Looking ahead to next season, Washington has to be considered the front-runner for the Pac-10 title at the outset of the season. With California losing all of their impact players, UCLA still in rebuilding mode, Arizona State losing three starters, Oregon State being Oregon State, Oregon in a complete overhaul, USC minus their 40-year-old point guard, Arizona on the rise (but losing Nic Wise), and Stanford being just Godawful, there is really only one team that should garner any consideration for a chance to take down the Huskies: Washington State. They’ll be returning everyone but Nikola Koprivica, and you have to figure that Reggie Moore, Klay Thompson, and DeAngelo Casto will all improve over the offseason. So put that in your pipe and smoke it, Coug fans. I’m showing you some love.
Of course, the Dawgs won’t be without their own losses — or loss, I should say, in the form of Quincy Pondexter — but with most of the team returning as upperclassmen, one would hope that Washington would make great strides.
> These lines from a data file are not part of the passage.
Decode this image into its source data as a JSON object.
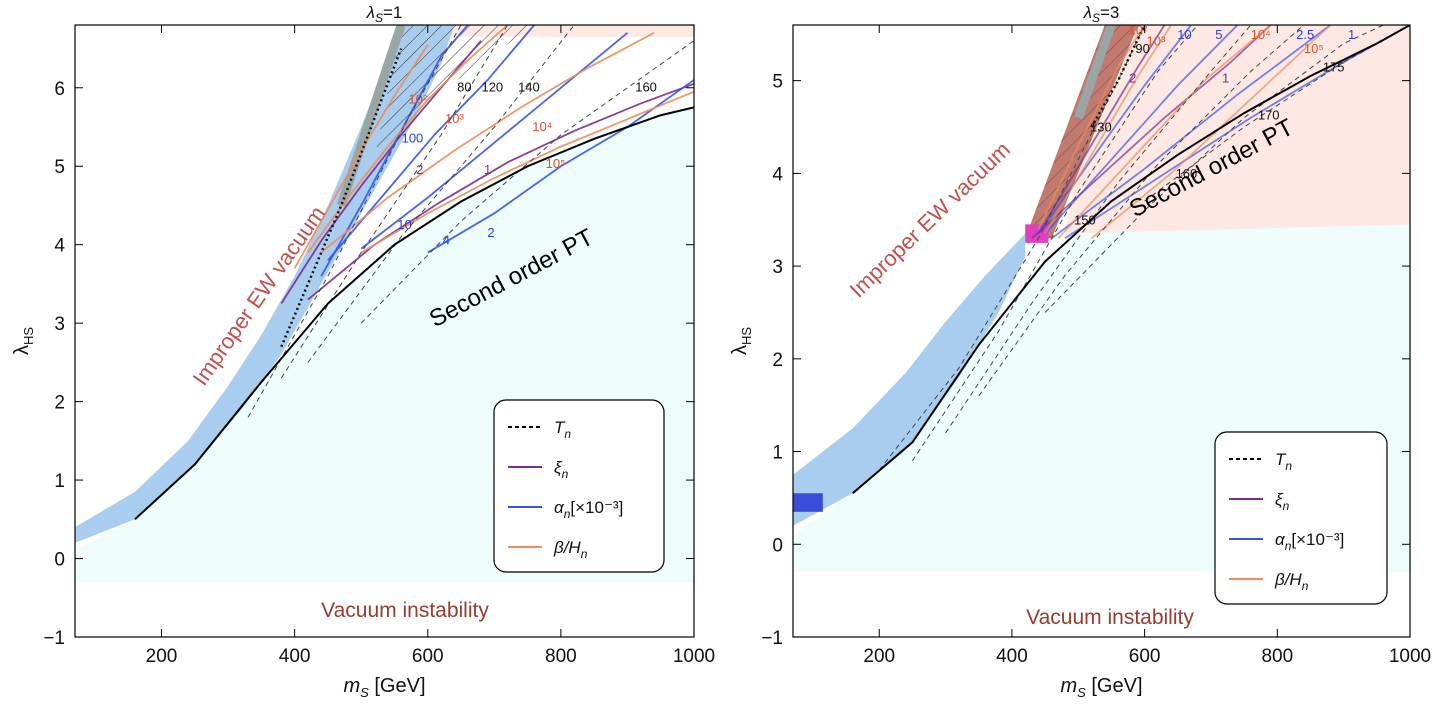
{
  "chart_data": [
    {
      "type": "line",
      "title_prefix": "λ",
      "title_sub": "S",
      "title_value": "=1",
      "xlabel_main": "m",
      "xlabel_sub": "S",
      "xlabel_unit": " [GeV]",
      "ylabel_main": "λ",
      "ylabel_sub": "HS",
      "xlim": [
        70,
        1000
      ],
      "ylim": [
        -1,
        6.8
      ],
      "xticks": [
        "200",
        "400",
        "600",
        "800",
        "1000"
      ],
      "xtick_values": [
        200,
        400,
        600,
        800,
        1000
      ],
      "yticks": [
        "−1",
        "0",
        "1",
        "2",
        "3",
        "4",
        "5",
        "6"
      ],
      "ytick_values": [
        -1,
        0,
        1,
        2,
        3,
        4,
        5,
        6
      ],
      "region_labels": {
        "improper": "Improper EW vacuum",
        "second_order": "Second order PT",
        "instability": "Vacuum instability"
      },
      "legend": [
        {
          "name": "T",
          "sub": "n",
          "style": "dashed",
          "color": "#000000"
        },
        {
          "name": "ξ",
          "sub": "n",
          "style": "solid",
          "color": "#7b2d8e"
        },
        {
          "name": "α",
          "sub": "n",
          "suffix": "[×10⁻³]",
          "style": "solid",
          "color": "#3355ee"
        },
        {
          "name": "β/H",
          "sub": "n",
          "style": "solid",
          "color": "#f08c5a"
        }
      ],
      "boundary": {
        "name": "second-order boundary",
        "x": [
          160,
          250,
          350,
          450,
          550,
          650,
          750,
          850,
          950,
          1000
        ],
        "y": [
          0.5,
          1.2,
          2.25,
          3.25,
          4.0,
          4.55,
          5.0,
          5.35,
          5.65,
          5.75
        ]
      },
      "series": [
        {
          "name": "ξn=1",
          "type": "xi",
          "label": "1",
          "x": [
            420,
            520,
            620,
            720,
            820,
            920,
            1000
          ],
          "y": [
            3.3,
            4.0,
            4.55,
            5.05,
            5.45,
            5.8,
            6.05
          ]
        },
        {
          "name": "ξn=2",
          "type": "xi",
          "label": "2",
          "x": [
            380,
            440,
            500,
            560,
            620,
            680
          ],
          "y": [
            3.25,
            4.05,
            4.75,
            5.4,
            6.0,
            6.6
          ]
        },
        {
          "name": "αn=2",
          "type": "alpha",
          "label": "2",
          "x": [
            600,
            700,
            800,
            900,
            1000
          ],
          "y": [
            3.9,
            4.4,
            5.0,
            5.5,
            6.1
          ]
        },
        {
          "name": "αn=4",
          "type": "alpha",
          "label": "4",
          "x": [
            500,
            600,
            700,
            800,
            900
          ],
          "y": [
            3.95,
            4.6,
            5.3,
            6.0,
            6.7
          ]
        },
        {
          "name": "αn=10",
          "type": "alpha",
          "label": "10",
          "x": [
            450,
            530,
            610,
            690,
            760
          ],
          "y": [
            3.8,
            4.6,
            5.4,
            6.1,
            6.8
          ]
        },
        {
          "name": "αn=100",
          "type": "alpha",
          "label": "100",
          "x": [
            440,
            500,
            560,
            620,
            660
          ],
          "y": [
            3.6,
            4.5,
            5.45,
            6.4,
            6.8
          ]
        },
        {
          "name": "β/Hn=10^5",
          "type": "beta",
          "label": "10⁵",
          "x": [
            500,
            600,
            700,
            800,
            900,
            1000
          ],
          "y": [
            3.9,
            4.4,
            4.85,
            5.25,
            5.6,
            5.95
          ]
        },
        {
          "name": "β/Hn=10^4",
          "type": "beta",
          "label": "10⁴",
          "x": [
            440,
            540,
            640,
            740,
            840,
            940
          ],
          "y": [
            3.9,
            4.6,
            5.2,
            5.75,
            6.25,
            6.7
          ]
        },
        {
          "name": "β/Hn=10^3",
          "type": "beta",
          "label": "10³",
          "x": [
            420,
            480,
            540,
            600,
            660,
            720
          ],
          "y": [
            3.9,
            4.6,
            5.25,
            5.85,
            6.35,
            6.8
          ]
        },
        {
          "name": "β/Hn=10^2",
          "type": "beta",
          "label": "10²",
          "x": [
            400,
            450,
            500,
            550,
            600
          ],
          "y": [
            3.7,
            4.45,
            5.2,
            5.9,
            6.55
          ]
        },
        {
          "name": "Tn=80",
          "type": "tn",
          "label": "80",
          "x": [
            330,
            450,
            570,
            650
          ],
          "y": [
            1.8,
            3.6,
            5.6,
            6.8
          ]
        },
        {
          "name": "Tn=120",
          "type": "tn",
          "label": "120",
          "x": [
            380,
            500,
            620,
            720
          ],
          "y": [
            2.3,
            3.9,
            5.4,
            6.8
          ]
        },
        {
          "name": "Tn=140",
          "type": "tn",
          "label": "140",
          "x": [
            420,
            560,
            700,
            820
          ],
          "y": [
            2.5,
            4.1,
            5.5,
            6.8
          ]
        },
        {
          "name": "Tn=160",
          "type": "tn",
          "label": "160",
          "x": [
            500,
            650,
            800,
            1000
          ],
          "y": [
            3.0,
            4.3,
            5.4,
            6.6
          ]
        }
      ],
      "contour_labels": [
        {
          "text": "80",
          "x": 655,
          "y": 5.95,
          "type": "tn"
        },
        {
          "text": "120",
          "x": 697,
          "y": 5.95,
          "type": "tn"
        },
        {
          "text": "140",
          "x": 752,
          "y": 5.95,
          "type": "tn"
        },
        {
          "text": "160",
          "x": 928,
          "y": 5.95,
          "type": "tn"
        },
        {
          "text": "10²",
          "x": 585,
          "y": 5.8,
          "type": "beta"
        },
        {
          "text": "10³",
          "x": 640,
          "y": 5.55,
          "type": "beta"
        },
        {
          "text": "10⁴",
          "x": 772,
          "y": 5.45,
          "type": "beta"
        },
        {
          "text": "10⁵",
          "x": 792,
          "y": 4.98,
          "type": "beta"
        },
        {
          "text": "100",
          "x": 577,
          "y": 5.3,
          "type": "alpha"
        },
        {
          "text": "10",
          "x": 565,
          "y": 4.2,
          "type": "alpha"
        },
        {
          "text": "4",
          "x": 628,
          "y": 4.0,
          "type": "alpha"
        },
        {
          "text": "2",
          "x": 695,
          "y": 4.1,
          "type": "alpha"
        },
        {
          "text": "2",
          "x": 588,
          "y": 4.9,
          "type": "xi"
        },
        {
          "text": "1",
          "x": 690,
          "y": 4.9,
          "type": "xi"
        }
      ]
    },
    {
      "type": "line",
      "title_prefix": "λ",
      "title_sub": "S",
      "title_value": "=3",
      "xlabel_main": "m",
      "xlabel_sub": "S",
      "xlabel_unit": " [GeV]",
      "ylabel_main": "λ",
      "ylabel_sub": "HS",
      "xlim": [
        70,
        1000
      ],
      "ylim": [
        -1,
        5.6
      ],
      "xticks": [
        "200",
        "400",
        "600",
        "800",
        "1000"
      ],
      "xtick_values": [
        200,
        400,
        600,
        800,
        1000
      ],
      "yticks": [
        "−1",
        "0",
        "1",
        "2",
        "3",
        "4",
        "5"
      ],
      "ytick_values": [
        -1,
        0,
        1,
        2,
        3,
        4,
        5
      ],
      "region_labels": {
        "improper": "Improper EW vacuum",
        "second_order": "Second order PT",
        "instability": "Vacuum instability"
      },
      "legend": [
        {
          "name": "T",
          "sub": "n",
          "style": "dashed",
          "color": "#000000"
        },
        {
          "name": "ξ",
          "sub": "n",
          "style": "solid",
          "color": "#7b2d8e"
        },
        {
          "name": "α",
          "sub": "n",
          "suffix": "[×10⁻³]",
          "style": "solid",
          "color": "#3355ee"
        },
        {
          "name": "β/H",
          "sub": "n",
          "style": "solid",
          "color": "#f08c5a"
        }
      ],
      "boundary": {
        "name": "second-order boundary",
        "x": [
          160,
          250,
          350,
          450,
          550,
          650,
          750,
          850,
          950,
          1000
        ],
        "y": [
          0.55,
          1.1,
          2.15,
          3.05,
          3.7,
          4.2,
          4.65,
          5.05,
          5.4,
          5.6
        ]
      },
      "series": [
        {
          "name": "ξn=1",
          "type": "xi",
          "label": "1",
          "x": [
            430,
            530,
            630,
            730,
            790
          ],
          "y": [
            3.3,
            3.95,
            4.6,
            5.2,
            5.6
          ]
        },
        {
          "name": "ξn=2",
          "type": "xi",
          "label": "2",
          "x": [
            440,
            490,
            540,
            590,
            630
          ],
          "y": [
            3.35,
            3.95,
            4.55,
            5.15,
            5.6
          ]
        },
        {
          "name": "αn=1",
          "type": "alpha",
          "label": "1",
          "x": [
            480,
            620,
            760,
            900,
            1000
          ],
          "y": [
            3.3,
            3.95,
            4.6,
            5.2,
            5.6
          ]
        },
        {
          "name": "αn=2.5",
          "type": "alpha",
          "label": "2.5",
          "x": [
            460,
            600,
            740,
            880
          ],
          "y": [
            3.3,
            4.05,
            4.85,
            5.6
          ]
        },
        {
          "name": "αn=5",
          "type": "alpha",
          "label": "5",
          "x": [
            450,
            550,
            650,
            740
          ],
          "y": [
            3.35,
            4.15,
            4.95,
            5.6
          ]
        },
        {
          "name": "αn=10",
          "type": "alpha",
          "label": "10",
          "x": [
            440,
            520,
            600,
            670
          ],
          "y": [
            3.35,
            4.15,
            4.95,
            5.6
          ]
        },
        {
          "name": "β/Hn=10^5",
          "type": "beta",
          "label": "10⁵",
          "x": [
            520,
            640,
            760,
            880
          ],
          "y": [
            3.3,
            4.0,
            4.8,
            5.6
          ]
        },
        {
          "name": "β/Hn=10^4",
          "type": "beta",
          "label": "10⁴",
          "x": [
            470,
            580,
            690,
            790
          ],
          "y": [
            3.3,
            4.15,
            5.0,
            5.6
          ]
        },
        {
          "name": "β/Hn=10^3",
          "type": "beta",
          "label": "10³",
          "x": [
            450,
            520,
            590,
            640
          ],
          "y": [
            3.35,
            4.2,
            5.05,
            5.6
          ]
        },
        {
          "name": "β/Hn=10^2",
          "type": "beta",
          "label": "10²",
          "x": [
            440,
            500,
            560,
            600
          ],
          "y": [
            3.4,
            4.3,
            5.15,
            5.6
          ]
        },
        {
          "name": "Tn=90",
          "type": "tn",
          "label": "90",
          "x": [
            200,
            320,
            440,
            560,
            600
          ],
          "y": [
            0.8,
            1.9,
            3.3,
            5.0,
            5.6
          ]
        },
        {
          "name": "Tn=130",
          "type": "tn",
          "label": "130",
          "x": [
            250,
            380,
            500,
            620,
            680
          ],
          "y": [
            0.9,
            2.3,
            3.8,
            5.1,
            5.6
          ]
        },
        {
          "name": "Tn=150",
          "type": "tn",
          "label": "150",
          "x": [
            300,
            430,
            560,
            700,
            760
          ],
          "y": [
            1.2,
            2.6,
            3.9,
            5.1,
            5.6
          ]
        },
        {
          "name": "Tn=160",
          "type": "tn",
          "label": "160",
          "x": [
            350,
            480,
            620,
            760,
            840
          ],
          "y": [
            1.6,
            2.9,
            4.1,
            5.1,
            5.6
          ]
        },
        {
          "name": "Tn=170",
          "type": "tn",
          "label": "170",
          "x": [
            450,
            600,
            750,
            900,
            960
          ],
          "y": [
            2.5,
            3.6,
            4.6,
            5.4,
            5.6
          ]
        },
        {
          "name": "Tn=175",
          "type": "tn",
          "label": "175",
          "x": [
            600,
            750,
            900,
            1000
          ],
          "y": [
            3.7,
            4.5,
            5.2,
            5.6
          ]
        }
      ],
      "contour_labels": [
        {
          "text": "90",
          "x": 597,
          "y": 5.3,
          "type": "tn"
        },
        {
          "text": "130",
          "x": 534,
          "y": 4.45,
          "type": "tn"
        },
        {
          "text": "150",
          "x": 510,
          "y": 3.45,
          "type": "tn"
        },
        {
          "text": "160",
          "x": 663,
          "y": 3.95,
          "type": "tn"
        },
        {
          "text": "170",
          "x": 787,
          "y": 4.58,
          "type": "tn"
        },
        {
          "text": "175",
          "x": 885,
          "y": 5.1,
          "type": "tn"
        },
        {
          "text": "10²",
          "x": 590,
          "y": 5.5,
          "type": "beta"
        },
        {
          "text": "10³",
          "x": 617,
          "y": 5.38,
          "type": "beta"
        },
        {
          "text": "10⁴",
          "x": 775,
          "y": 5.45,
          "type": "beta"
        },
        {
          "text": "10⁵",
          "x": 855,
          "y": 5.3,
          "type": "beta"
        },
        {
          "text": "10",
          "x": 660,
          "y": 5.45,
          "type": "alpha"
        },
        {
          "text": "5",
          "x": 712,
          "y": 5.45,
          "type": "alpha"
        },
        {
          "text": "2.5",
          "x": 842,
          "y": 5.45,
          "type": "alpha"
        },
        {
          "text": "1",
          "x": 912,
          "y": 5.45,
          "type": "alpha"
        },
        {
          "text": "2",
          "x": 582,
          "y": 4.98,
          "type": "xi"
        },
        {
          "text": "1",
          "x": 722,
          "y": 4.98,
          "type": "xi"
        }
      ]
    }
  ]
}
It will be up to a core group of seniors (Overton, Bryan-Amaning, and Holiday) and juniors (Thomas, Turner, Suggs, Gant, and Sherrer — yes, Sherrer, because he might very well be the winningest player in Husky history, when playing time is factored in) to carry the load for this veteran-laden ballclub.
The biggest obstacle this team will face next year is the replacement of Mr. Pondexter, which as we all know is impossible. Just like Jon Brockman before him, and Brandon Roy before Brockman, you simply cannot replace a legend. And that’s what Quincy became. A legend. From a solid beginning, to a shaky middle, to a triumphant end, Quincy Pondexter turned into the type of player that no one could have predicted he would be. Because let’s face it, you hope for such greatness, but you never expect it. For that we can only say thank you.
The 2010-2011 Huskies will not replace Quincy Pondexter, but they’ll do their very best to move on without him. I’m confident they will succeed in doing so.
Another season down, and a new one on the distant horizon. Good year, Dawgs. And thanks for joining us for the coverage, Dawg fans.